Kaum eine Limousine bietet innen so viel Platz wie der Škoda Superb. Daran hat sich auch nach dem Facelift nichts geändert.

16. Mai 2013

Die aktuelle Superb-Generation ist seit sechs Jahre auf dem Markt - Zeit für eine Überarbeitung. Die spielt sich vor allem unter dem Blechkleid ab. Doch auch Front- und Heckpartie wurden komplett überarbeitet.

Augenfällig sind vor allem die neu entwickelten Frontscheinwerfer, die es erstmals mit Bi-Xenon-Leuchtkraft gibt, mit integriertem LED-Tagfahrlicht und -Blinker. Drei LED-Leuchten formen nun zudem serienmäßig die traditionelle C-Grafik der Heckleuchten.

Platz ohne Ende

Auch innen hat sich nicht sehr viel verändert.
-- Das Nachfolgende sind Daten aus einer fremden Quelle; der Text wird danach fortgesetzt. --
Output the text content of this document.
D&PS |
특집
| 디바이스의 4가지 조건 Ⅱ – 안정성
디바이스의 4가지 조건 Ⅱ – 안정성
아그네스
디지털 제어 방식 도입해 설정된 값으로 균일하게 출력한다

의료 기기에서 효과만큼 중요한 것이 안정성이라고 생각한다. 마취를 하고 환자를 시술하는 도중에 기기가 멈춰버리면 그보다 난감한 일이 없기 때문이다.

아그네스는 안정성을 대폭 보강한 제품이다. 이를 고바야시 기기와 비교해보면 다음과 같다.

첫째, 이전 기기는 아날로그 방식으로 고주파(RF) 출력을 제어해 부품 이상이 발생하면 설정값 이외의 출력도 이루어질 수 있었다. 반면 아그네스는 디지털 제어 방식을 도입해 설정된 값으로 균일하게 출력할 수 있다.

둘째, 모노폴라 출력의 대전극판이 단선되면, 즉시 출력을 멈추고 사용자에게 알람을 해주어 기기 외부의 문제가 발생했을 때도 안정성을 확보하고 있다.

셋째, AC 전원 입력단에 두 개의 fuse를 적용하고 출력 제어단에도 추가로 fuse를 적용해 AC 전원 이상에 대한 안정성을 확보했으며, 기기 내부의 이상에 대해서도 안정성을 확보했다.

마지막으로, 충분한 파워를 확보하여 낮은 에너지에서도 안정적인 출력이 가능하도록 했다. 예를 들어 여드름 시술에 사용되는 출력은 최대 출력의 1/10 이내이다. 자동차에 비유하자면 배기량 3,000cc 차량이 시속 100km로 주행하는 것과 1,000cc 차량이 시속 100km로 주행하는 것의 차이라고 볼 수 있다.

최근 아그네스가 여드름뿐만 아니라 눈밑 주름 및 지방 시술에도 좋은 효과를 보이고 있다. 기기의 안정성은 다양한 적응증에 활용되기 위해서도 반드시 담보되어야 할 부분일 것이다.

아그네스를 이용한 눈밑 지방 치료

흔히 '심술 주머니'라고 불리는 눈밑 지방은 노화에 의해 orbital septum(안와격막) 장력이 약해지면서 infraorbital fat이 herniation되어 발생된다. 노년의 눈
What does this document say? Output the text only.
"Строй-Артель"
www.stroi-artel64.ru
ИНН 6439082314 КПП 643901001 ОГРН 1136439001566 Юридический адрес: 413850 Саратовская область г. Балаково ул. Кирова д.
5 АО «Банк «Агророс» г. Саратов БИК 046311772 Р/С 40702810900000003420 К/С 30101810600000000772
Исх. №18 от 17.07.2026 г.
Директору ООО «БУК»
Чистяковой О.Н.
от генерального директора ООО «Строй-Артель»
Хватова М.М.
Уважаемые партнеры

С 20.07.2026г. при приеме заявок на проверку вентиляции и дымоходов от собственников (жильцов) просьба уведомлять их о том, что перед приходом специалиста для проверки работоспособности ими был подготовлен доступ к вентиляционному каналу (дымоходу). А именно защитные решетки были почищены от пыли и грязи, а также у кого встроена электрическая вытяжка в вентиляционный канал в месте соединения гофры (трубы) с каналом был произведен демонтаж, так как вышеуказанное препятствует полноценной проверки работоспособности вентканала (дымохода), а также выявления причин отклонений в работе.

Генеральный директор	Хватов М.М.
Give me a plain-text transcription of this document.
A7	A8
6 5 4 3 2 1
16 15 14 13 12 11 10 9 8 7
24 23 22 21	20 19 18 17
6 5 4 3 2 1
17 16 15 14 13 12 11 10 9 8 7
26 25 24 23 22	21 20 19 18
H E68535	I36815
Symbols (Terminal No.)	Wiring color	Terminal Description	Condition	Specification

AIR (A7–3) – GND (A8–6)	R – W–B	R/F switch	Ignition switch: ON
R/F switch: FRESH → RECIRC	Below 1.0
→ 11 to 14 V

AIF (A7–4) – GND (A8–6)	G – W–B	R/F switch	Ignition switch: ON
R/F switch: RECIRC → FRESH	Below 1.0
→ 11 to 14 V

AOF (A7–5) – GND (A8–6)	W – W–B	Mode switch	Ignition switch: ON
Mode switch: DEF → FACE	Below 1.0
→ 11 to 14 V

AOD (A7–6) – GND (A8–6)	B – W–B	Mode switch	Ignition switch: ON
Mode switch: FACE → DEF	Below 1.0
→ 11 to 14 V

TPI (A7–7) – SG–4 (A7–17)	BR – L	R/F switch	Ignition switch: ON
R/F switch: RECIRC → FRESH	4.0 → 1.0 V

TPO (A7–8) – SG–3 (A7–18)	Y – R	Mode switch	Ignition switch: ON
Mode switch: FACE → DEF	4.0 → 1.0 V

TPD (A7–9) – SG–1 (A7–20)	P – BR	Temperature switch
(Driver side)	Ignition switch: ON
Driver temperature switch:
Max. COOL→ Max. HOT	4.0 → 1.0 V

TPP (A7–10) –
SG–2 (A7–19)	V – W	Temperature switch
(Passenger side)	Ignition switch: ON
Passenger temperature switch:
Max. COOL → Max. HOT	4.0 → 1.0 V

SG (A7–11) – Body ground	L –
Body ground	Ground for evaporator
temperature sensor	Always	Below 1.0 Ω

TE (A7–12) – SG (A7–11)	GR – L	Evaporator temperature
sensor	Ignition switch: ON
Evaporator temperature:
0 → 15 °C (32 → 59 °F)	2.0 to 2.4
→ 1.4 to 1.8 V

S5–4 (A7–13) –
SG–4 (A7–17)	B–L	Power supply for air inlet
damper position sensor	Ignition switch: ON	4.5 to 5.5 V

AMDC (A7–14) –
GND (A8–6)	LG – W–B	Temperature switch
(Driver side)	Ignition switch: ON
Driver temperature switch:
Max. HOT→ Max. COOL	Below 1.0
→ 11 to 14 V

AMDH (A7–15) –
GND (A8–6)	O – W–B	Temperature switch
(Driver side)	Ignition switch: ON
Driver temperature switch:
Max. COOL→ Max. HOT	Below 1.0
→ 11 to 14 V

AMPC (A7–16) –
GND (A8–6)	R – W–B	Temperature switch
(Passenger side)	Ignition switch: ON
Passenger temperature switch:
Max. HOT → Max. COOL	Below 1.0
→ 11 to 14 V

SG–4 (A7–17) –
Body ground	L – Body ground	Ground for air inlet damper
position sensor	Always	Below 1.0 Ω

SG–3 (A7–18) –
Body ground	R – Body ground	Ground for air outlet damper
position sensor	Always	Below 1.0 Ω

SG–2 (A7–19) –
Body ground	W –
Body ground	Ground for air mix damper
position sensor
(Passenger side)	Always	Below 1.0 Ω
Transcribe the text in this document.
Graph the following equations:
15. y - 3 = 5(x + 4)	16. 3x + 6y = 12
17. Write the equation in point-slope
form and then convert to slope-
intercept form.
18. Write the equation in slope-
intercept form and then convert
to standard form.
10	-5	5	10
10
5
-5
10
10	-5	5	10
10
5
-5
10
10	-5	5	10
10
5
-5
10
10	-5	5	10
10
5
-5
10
Es gibt neue Farbkombinationen und neue Lenkräder.

Im Detail verbessert hat man die vielen guten Ideen wie etwa die Twindoor-Heckklappe, bei der wahlweise entweder - wie bei einer Stufenhecklimousine - nur der Kofferraum oder aber - wie bei einem Schrägheckauto - die gesamte Heckklappe samt Heckscheibe geöffnet werden kann. Jetzt gibt es für jede der zwei Öffnungsarten eine extra Taste.

Platz gibt es ohne Ende. Der Fahrersitz etwa lässt sich für Zwei-Meter-Riesen weit zurückschieben - und trotzdem ist dann hinten noch reichlich Platz für die Knie. Ähnlich der Kofferraum. Der fasst bei der Limousine satte 595 Liter, beim Kombi 633 Liter (maximal 1.865 Liter).

Skoda Superb im Video

 

Vier Benziner und drei Diesel

Deutlich mehr getan hat sich unter der Motorhaube. Nicht zuletzt dank Start-Stopp-Automatik und der Rückgewinnung von Bremsenergie bei allen Diesel- und dem Basis-Benzinmotor mit 125 PS ist der Durst der Aggregate um bis zu 19 Prozent zurückgegangen.

Die Motorenpalette umfasst vier Benziner und drei Diesel mit Leistungen zwischen 125 und 260 PS. Der mit 125 kW/170 PS stärkste Selbstzünder im 2.0 TDI etwa kommt in der handgeschalteten Limousine mit durchschnittlich 4,6 Litern Kraftstoff auf 100 Kilometer klar.

Komfortabel und entspannt

Eine gute Wahl ist die mittlere Diesel-Motorisierung im 2.0 TDI mit 103 kW/140 PS und einem maximalen Drehmoment von 320 Nm, das bereits ab 1750 U/min. anliegt.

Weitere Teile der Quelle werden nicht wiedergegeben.